There are several things wrong with this algorithm. First, it involves way too many wave equation solves. Second, it may be sensitive to the amplitude of $\bar{w}$. Third, it depends on the assumption that you can fit the data exactly (which may or may not be the case, see examples to follow). Warner and Guasch fix the first two problems. The third is solved by relaxing the fit assumption via a penalty formulation (next section).

To solve the first problem, observe that the extended pressure field $\bar{p}$ is the convolution of the Green's function $G[\kappa,\beta]$ (solution of the acoustic system above with $w(t,{\bf x}_s) = \delta(t)$) with the source function $w(t,{\bf x}_s)$. Since this source function is independent of the receiver position, only one wave equation needs to be solved for each source position, same as for non-extended modeling.

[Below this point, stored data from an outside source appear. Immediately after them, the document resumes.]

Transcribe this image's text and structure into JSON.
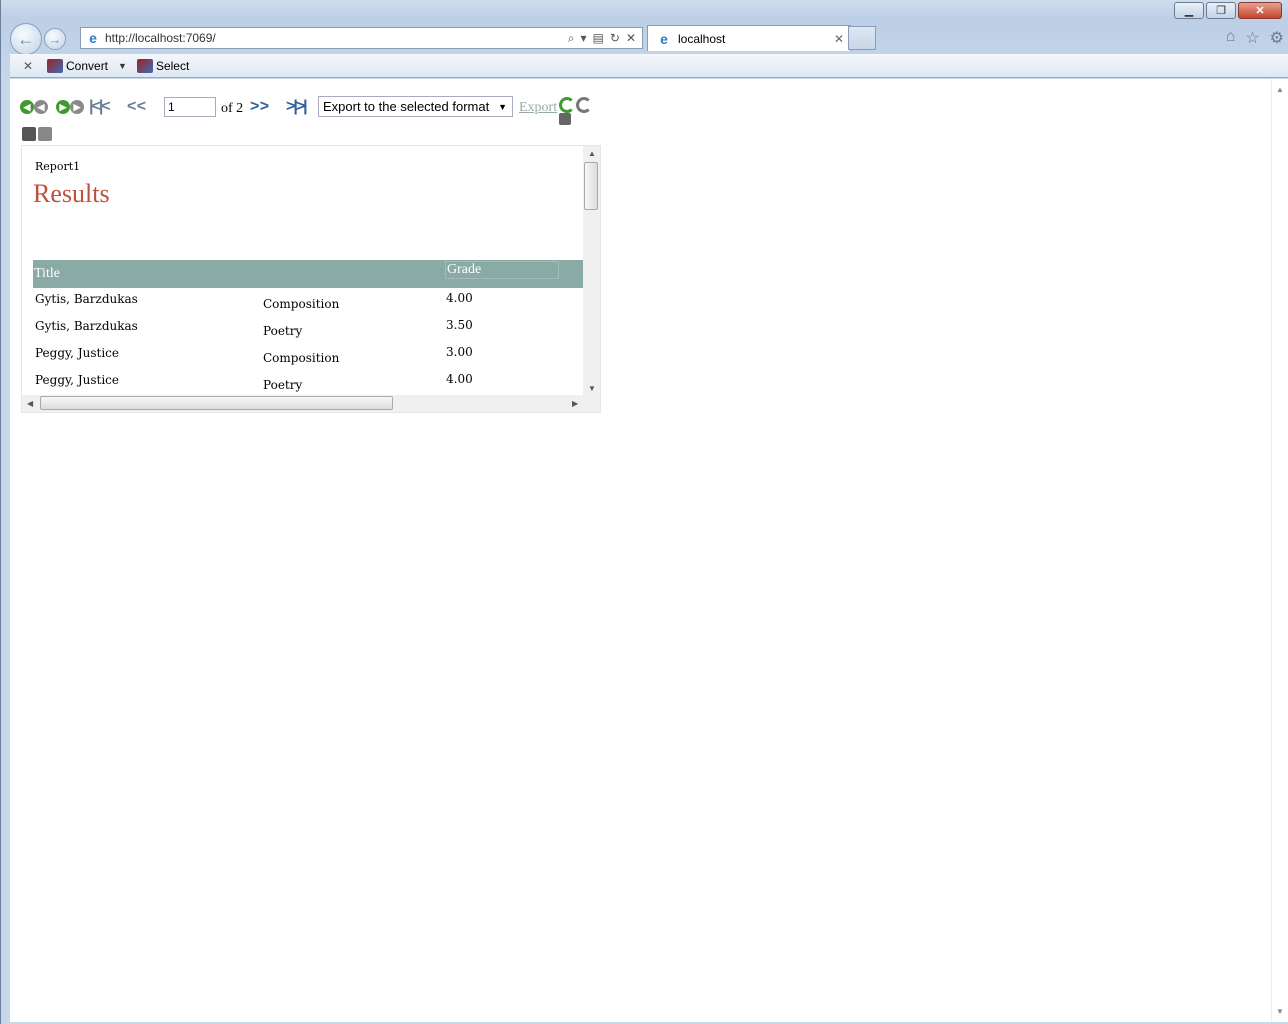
{
  "browser": {
    "url": "http://localhost:7069/",
    "tab_label": "localhost",
    "command_bar": {
      "convert_label": "Convert",
      "select_label": "Select"
    }
  },
  "viewer": {
    "page_number": "1",
    "page_of": "of 2",
    "export_format": "Export to the selected format",
    "export_link": "Export"
  },
  "report": {
    "name": "Report1",
    "title": "Results",
    "headers": {
      "title": "Title",
      "grade": "Grade"
    },
    "rows": [
      {
        "name": "Gytis, Barzdukas",
        "course": "Composition",
        "grade": "4.00"
      },
      {
        "name": "Gytis, Barzdukas",
        "course": "Poetry",
        "grade": "3.50"
      },
      {
        "name": "Peggy, Justice",
        "course": "Composition",
        "grade": "3.00"
      },
      {
        "name": "Peggy, Justice",
        "course": "Poetry",
        "grade": "4.00"
      }
    ]
  },
  "colors": {
    "title_red": "#c0503a",
    "header_teal": "#8aaaa6",
    "nav_green": "#3f9a2f"
  }
}
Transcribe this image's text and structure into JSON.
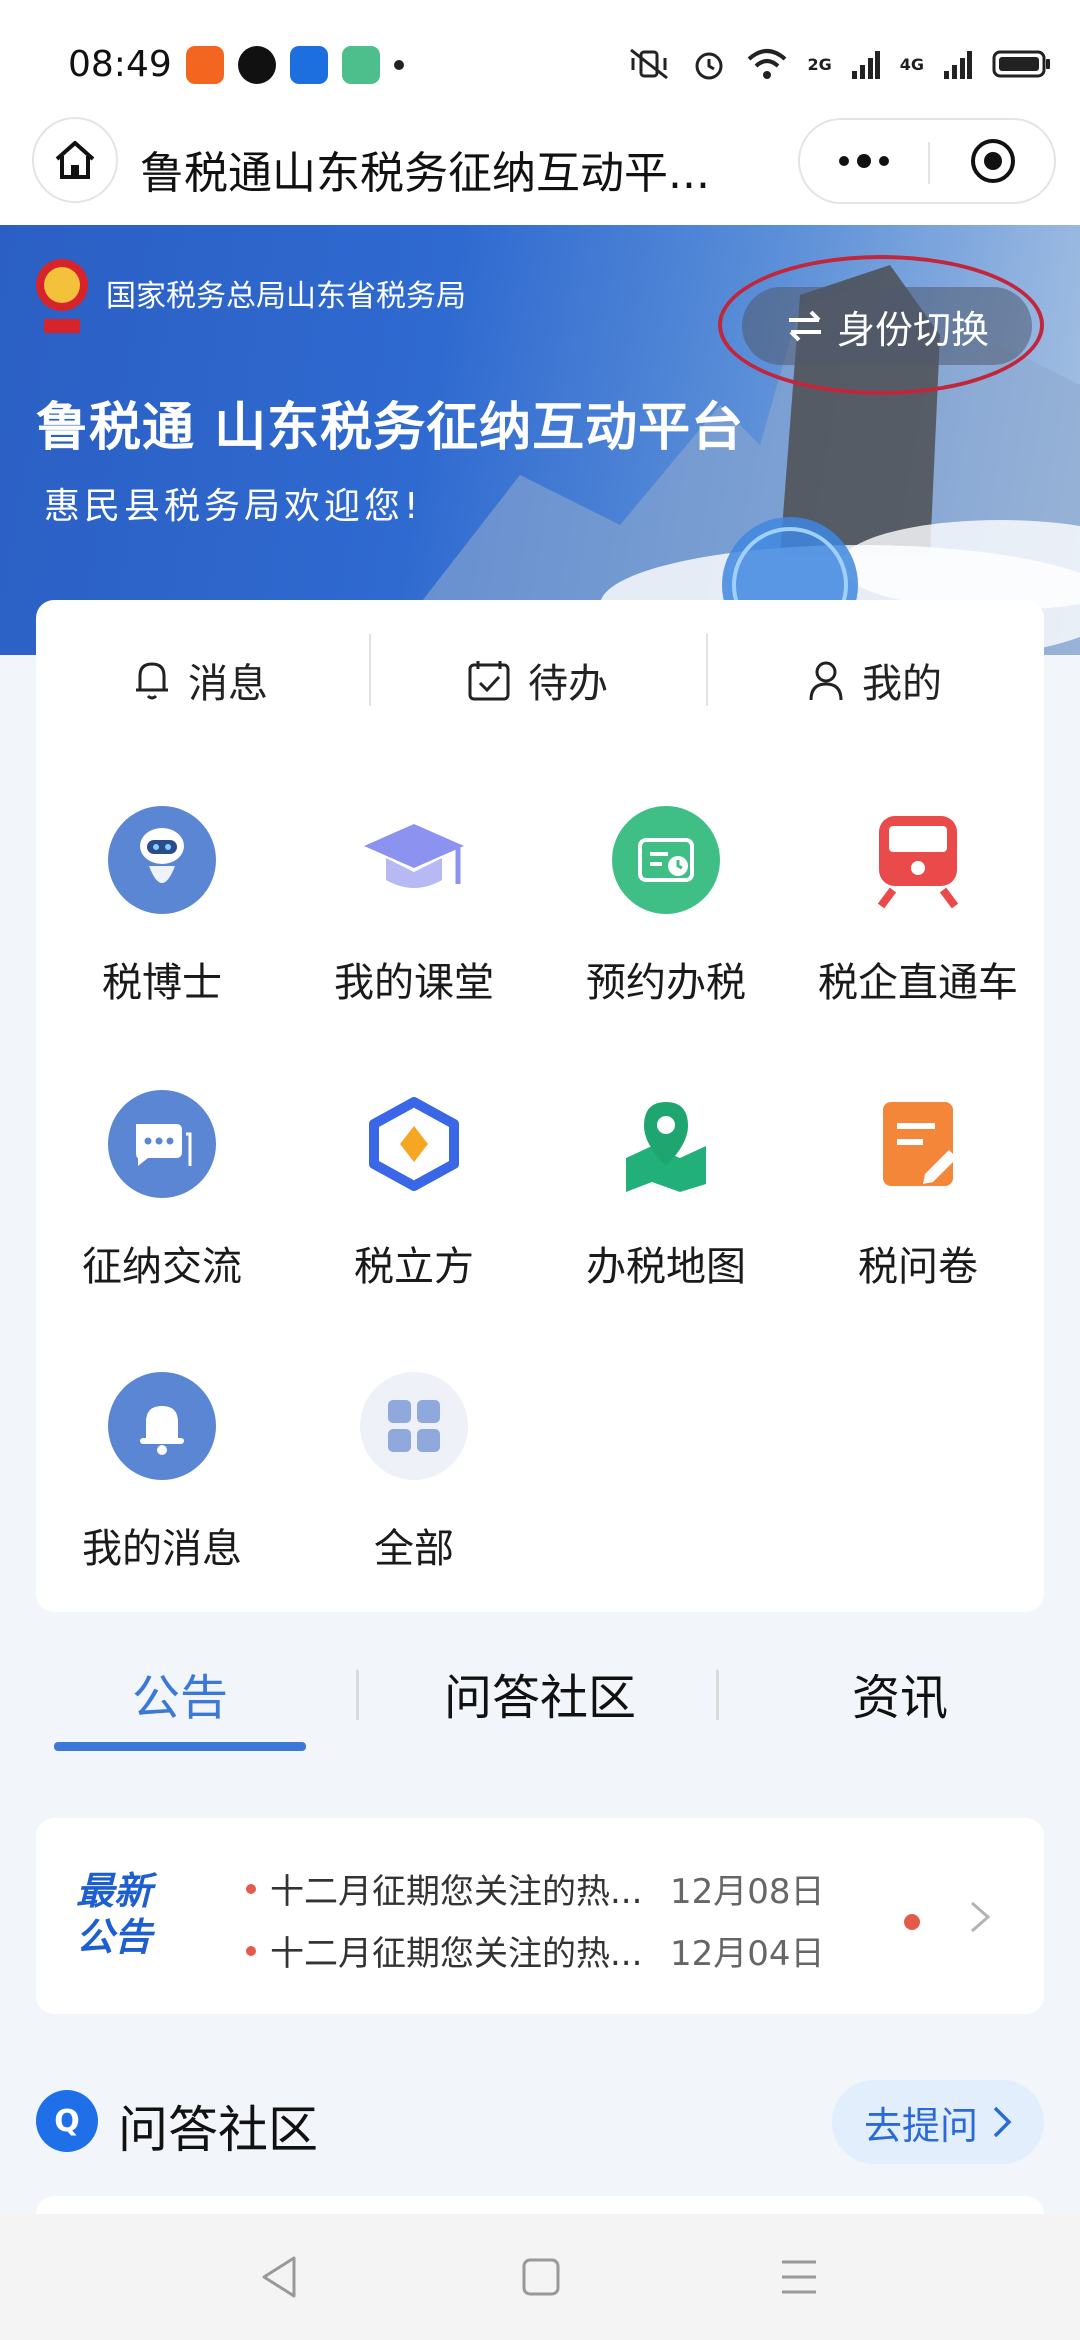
{
  "status_bar": {
    "time": "08:49",
    "network_2g": "2G",
    "network_4g": "4G"
  },
  "title_bar": {
    "title": "鲁税通山东税务征纳互动平..."
  },
  "banner": {
    "org_name": "国家税务总局山东省税务局",
    "title": "鲁税通 山东税务征纳互动平台",
    "welcome": "惠民县税务局欢迎您!",
    "switch_label": "身份切换",
    "colors": {
      "highlight_ring": "#c2263a"
    }
  },
  "quick_actions": [
    {
      "label": "消息",
      "icon": "bell-icon"
    },
    {
      "label": "待办",
      "icon": "calendar-check-icon"
    },
    {
      "label": "我的",
      "icon": "user-icon"
    }
  ],
  "services": [
    {
      "label": "税博士",
      "icon": "robot-icon",
      "color": "#5b86d4"
    },
    {
      "label": "我的课堂",
      "icon": "graduation-cap-icon",
      "color": "#8c92ef"
    },
    {
      "label": "预约办税",
      "icon": "appointment-icon",
      "color": "#3fbf86"
    },
    {
      "label": "税企直通车",
      "icon": "train-icon",
      "color": "#ea4a4a"
    },
    {
      "label": "征纳交流",
      "icon": "chat-icon",
      "color": "#5b86d4"
    },
    {
      "label": "税立方",
      "icon": "cube-icon",
      "color": "#3a67e8"
    },
    {
      "label": "办税地图",
      "icon": "map-pin-icon",
      "color": "#22b07a"
    },
    {
      "label": "税问卷",
      "icon": "survey-icon",
      "color": "#f4863a"
    },
    {
      "label": "我的消息",
      "icon": "bell-icon",
      "color": "#5b86d4"
    },
    {
      "label": "全部",
      "icon": "grid-icon",
      "color": "#8fa9dc"
    }
  ],
  "tabs": [
    {
      "label": "公告",
      "active": true
    },
    {
      "label": "问答社区",
      "active": false
    },
    {
      "label": "资讯",
      "active": false
    }
  ],
  "announcements": {
    "badge_line1": "最新",
    "badge_line2": "公告",
    "items": [
      {
        "title": "十二月征期您关注的热...",
        "date": "12月08日"
      },
      {
        "title": "十二月征期您关注的热...",
        "date": "12月04日"
      }
    ]
  },
  "qa_section": {
    "title": "问答社区",
    "ask_label": "去提问",
    "icon_letter": "Q"
  },
  "colors": {
    "accent": "#3b78d8",
    "page_bg": "#f2f5fa"
  }
}
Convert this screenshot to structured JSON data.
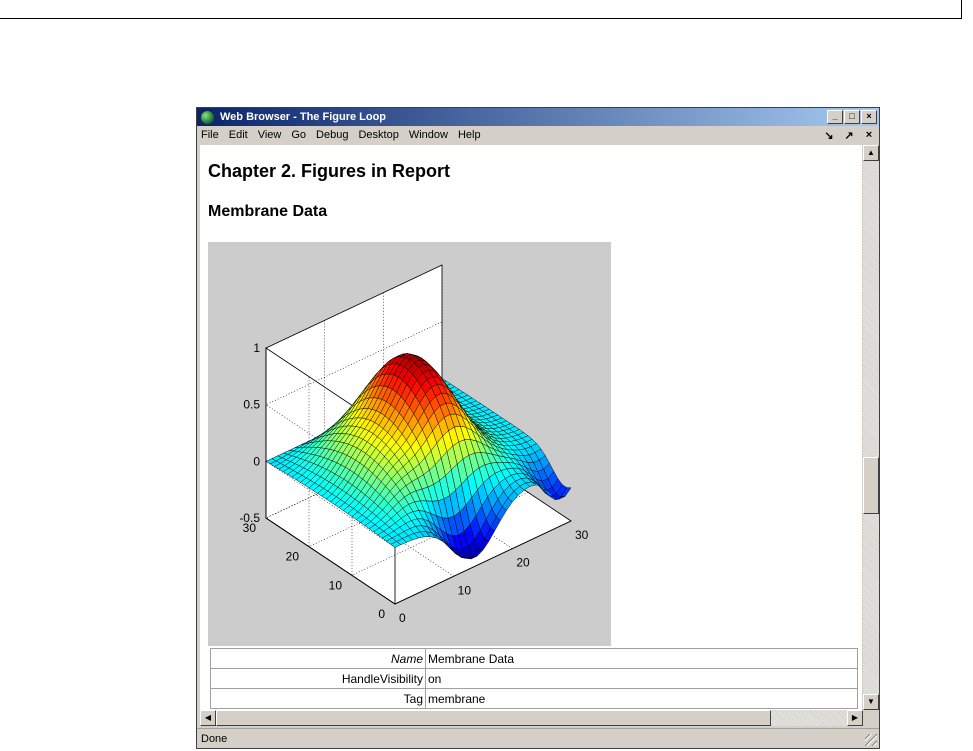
{
  "window": {
    "title": "Web Browser - The Figure Loop",
    "min_glyph": "_",
    "max_glyph": "□",
    "close_glyph": "×"
  },
  "menu": {
    "items": [
      "File",
      "Edit",
      "View",
      "Go",
      "Debug",
      "Desktop",
      "Window",
      "Help"
    ],
    "dock_glyph": "↘",
    "undock_glyph": "↗",
    "close_glyph": "×"
  },
  "content": {
    "chapter_title": "Chapter 2. Figures in Report",
    "section_title": "Membrane Data"
  },
  "chart_data": {
    "type": "surface",
    "z_ticks": [
      "1",
      "0.5",
      "0",
      "-0.5"
    ],
    "y_ticks": [
      "30",
      "20",
      "10",
      "0"
    ],
    "x_ticks": [
      "0",
      "10",
      "20",
      "30"
    ],
    "zlim": [
      -0.5,
      1
    ],
    "xlim": [
      0,
      30
    ],
    "ylim": [
      0,
      30
    ],
    "grid": true,
    "colormap": "jet"
  },
  "properties": [
    {
      "key": "Name",
      "value": "Membrane Data"
    },
    {
      "key": "HandleVisibility",
      "value": "on"
    },
    {
      "key": "Tag",
      "value": "membrane"
    }
  ],
  "status": {
    "text": "Done"
  }
}
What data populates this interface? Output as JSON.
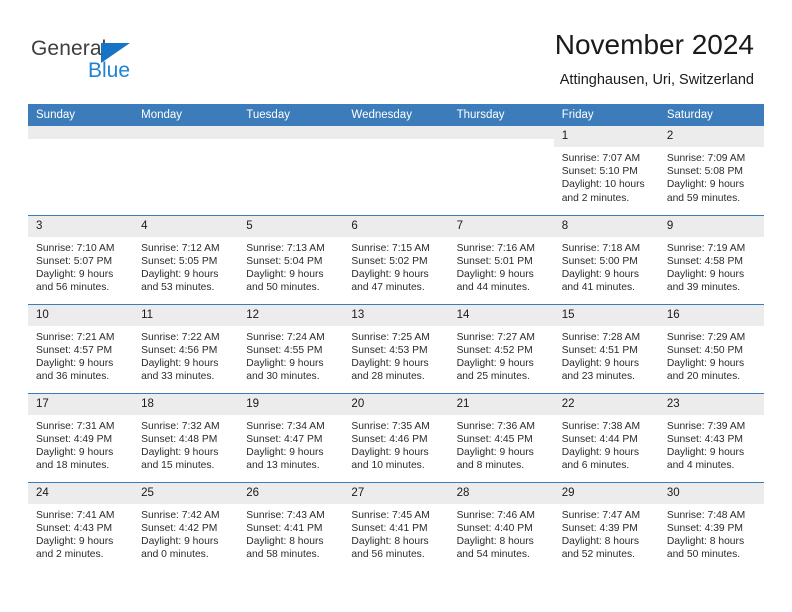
{
  "brand": {
    "name_top": "General",
    "name_bottom": "Blue",
    "color_dark": "#3f3f3f",
    "color_blue": "#1f83d4"
  },
  "header": {
    "title": "November 2024",
    "subtitle": "Attinghausen, Uri, Switzerland"
  },
  "theme": {
    "header_bg": "#3c7cba",
    "daynum_bg": "#ececec",
    "row_divider": "#3c7cba",
    "text": "#1a1a1a"
  },
  "weekdays": [
    "Sunday",
    "Monday",
    "Tuesday",
    "Wednesday",
    "Thursday",
    "Friday",
    "Saturday"
  ],
  "labels": {
    "sunrise": "Sunrise:",
    "sunset": "Sunset:",
    "daylight": "Daylight:"
  },
  "weeks": [
    [
      {
        "day": "",
        "empty": true
      },
      {
        "day": "",
        "empty": true
      },
      {
        "day": "",
        "empty": true
      },
      {
        "day": "",
        "empty": true
      },
      {
        "day": "",
        "empty": true
      },
      {
        "day": "1",
        "sunrise": "Sunrise: 7:07 AM",
        "sunset": "Sunset: 5:10 PM",
        "daylight": "Daylight: 10 hours and 2 minutes."
      },
      {
        "day": "2",
        "sunrise": "Sunrise: 7:09 AM",
        "sunset": "Sunset: 5:08 PM",
        "daylight": "Daylight: 9 hours and 59 minutes."
      }
    ],
    [
      {
        "day": "3",
        "sunrise": "Sunrise: 7:10 AM",
        "sunset": "Sunset: 5:07 PM",
        "daylight": "Daylight: 9 hours and 56 minutes."
      },
      {
        "day": "4",
        "sunrise": "Sunrise: 7:12 AM",
        "sunset": "Sunset: 5:05 PM",
        "daylight": "Daylight: 9 hours and 53 minutes."
      },
      {
        "day": "5",
        "sunrise": "Sunrise: 7:13 AM",
        "sunset": "Sunset: 5:04 PM",
        "daylight": "Daylight: 9 hours and 50 minutes."
      },
      {
        "day": "6",
        "sunrise": "Sunrise: 7:15 AM",
        "sunset": "Sunset: 5:02 PM",
        "daylight": "Daylight: 9 hours and 47 minutes."
      },
      {
        "day": "7",
        "sunrise": "Sunrise: 7:16 AM",
        "sunset": "Sunset: 5:01 PM",
        "daylight": "Daylight: 9 hours and 44 minutes."
      },
      {
        "day": "8",
        "sunrise": "Sunrise: 7:18 AM",
        "sunset": "Sunset: 5:00 PM",
        "daylight": "Daylight: 9 hours and 41 minutes."
      },
      {
        "day": "9",
        "sunrise": "Sunrise: 7:19 AM",
        "sunset": "Sunset: 4:58 PM",
        "daylight": "Daylight: 9 hours and 39 minutes."
      }
    ],
    [
      {
        "day": "10",
        "sunrise": "Sunrise: 7:21 AM",
        "sunset": "Sunset: 4:57 PM",
        "daylight": "Daylight: 9 hours and 36 minutes."
      },
      {
        "day": "11",
        "sunrise": "Sunrise: 7:22 AM",
        "sunset": "Sunset: 4:56 PM",
        "daylight": "Daylight: 9 hours and 33 minutes."
      },
      {
        "day": "12",
        "sunrise": "Sunrise: 7:24 AM",
        "sunset": "Sunset: 4:55 PM",
        "daylight": "Daylight: 9 hours and 30 minutes."
      },
      {
        "day": "13",
        "sunrise": "Sunrise: 7:25 AM",
        "sunset": "Sunset: 4:53 PM",
        "daylight": "Daylight: 9 hours and 28 minutes."
      },
      {
        "day": "14",
        "sunrise": "Sunrise: 7:27 AM",
        "sunset": "Sunset: 4:52 PM",
        "daylight": "Daylight: 9 hours and 25 minutes."
      },
      {
        "day": "15",
        "sunrise": "Sunrise: 7:28 AM",
        "sunset": "Sunset: 4:51 PM",
        "daylight": "Daylight: 9 hours and 23 minutes."
      },
      {
        "day": "16",
        "sunrise": "Sunrise: 7:29 AM",
        "sunset": "Sunset: 4:50 PM",
        "daylight": "Daylight: 9 hours and 20 minutes."
      }
    ],
    [
      {
        "day": "17",
        "sunrise": "Sunrise: 7:31 AM",
        "sunset": "Sunset: 4:49 PM",
        "daylight": "Daylight: 9 hours and 18 minutes."
      },
      {
        "day": "18",
        "sunrise": "Sunrise: 7:32 AM",
        "sunset": "Sunset: 4:48 PM",
        "daylight": "Daylight: 9 hours and 15 minutes."
      },
      {
        "day": "19",
        "sunrise": "Sunrise: 7:34 AM",
        "sunset": "Sunset: 4:47 PM",
        "daylight": "Daylight: 9 hours and 13 minutes."
      },
      {
        "day": "20",
        "sunrise": "Sunrise: 7:35 AM",
        "sunset": "Sunset: 4:46 PM",
        "daylight": "Daylight: 9 hours and 10 minutes."
      },
      {
        "day": "21",
        "sunrise": "Sunrise: 7:36 AM",
        "sunset": "Sunset: 4:45 PM",
        "daylight": "Daylight: 9 hours and 8 minutes."
      },
      {
        "day": "22",
        "sunrise": "Sunrise: 7:38 AM",
        "sunset": "Sunset: 4:44 PM",
        "daylight": "Daylight: 9 hours and 6 minutes."
      },
      {
        "day": "23",
        "sunrise": "Sunrise: 7:39 AM",
        "sunset": "Sunset: 4:43 PM",
        "daylight": "Daylight: 9 hours and 4 minutes."
      }
    ],
    [
      {
        "day": "24",
        "sunrise": "Sunrise: 7:41 AM",
        "sunset": "Sunset: 4:43 PM",
        "daylight": "Daylight: 9 hours and 2 minutes."
      },
      {
        "day": "25",
        "sunrise": "Sunrise: 7:42 AM",
        "sunset": "Sunset: 4:42 PM",
        "daylight": "Daylight: 9 hours and 0 minutes."
      },
      {
        "day": "26",
        "sunrise": "Sunrise: 7:43 AM",
        "sunset": "Sunset: 4:41 PM",
        "daylight": "Daylight: 8 hours and 58 minutes."
      },
      {
        "day": "27",
        "sunrise": "Sunrise: 7:45 AM",
        "sunset": "Sunset: 4:41 PM",
        "daylight": "Daylight: 8 hours and 56 minutes."
      },
      {
        "day": "28",
        "sunrise": "Sunrise: 7:46 AM",
        "sunset": "Sunset: 4:40 PM",
        "daylight": "Daylight: 8 hours and 54 minutes."
      },
      {
        "day": "29",
        "sunrise": "Sunrise: 7:47 AM",
        "sunset": "Sunset: 4:39 PM",
        "daylight": "Daylight: 8 hours and 52 minutes."
      },
      {
        "day": "30",
        "sunrise": "Sunrise: 7:48 AM",
        "sunset": "Sunset: 4:39 PM",
        "daylight": "Daylight: 8 hours and 50 minutes."
      }
    ]
  ]
}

Accordingly,
$$
\bar{S}[\kappa,\beta]\bar{w} = G * \bar{w}
$$
Convolution is far cheaper than wave equation solve: thus the cost of computing the forward map is reduced to one wave equation solve per source, and one convolution per source and receiver.

[COMPUTATIONAL EXAMPLE]

On top of that, denote the convolution inverse of $G$ by $\check{G}$, and the convolution inverse of $w_*$ by $\check{w_*}$. Neither of these things may actually have a convolution inverse, strictly speaking. A solution of a regularized least-squares problem can play the same role. However these things are also cheaply approximated via discrete Fourier transform. 

Then
$$
\bar{w} = \check{G} * d, u =  \check{w_*}*\bar{w} = \check{w_*}*\check{G}*d
$$
and the first two steps in the above AWI algorithm can be replaced by inexpensive convolutions. This is the second version of the AWI algorithm. It is inexpensive enough to be employed on 3D data at field scale.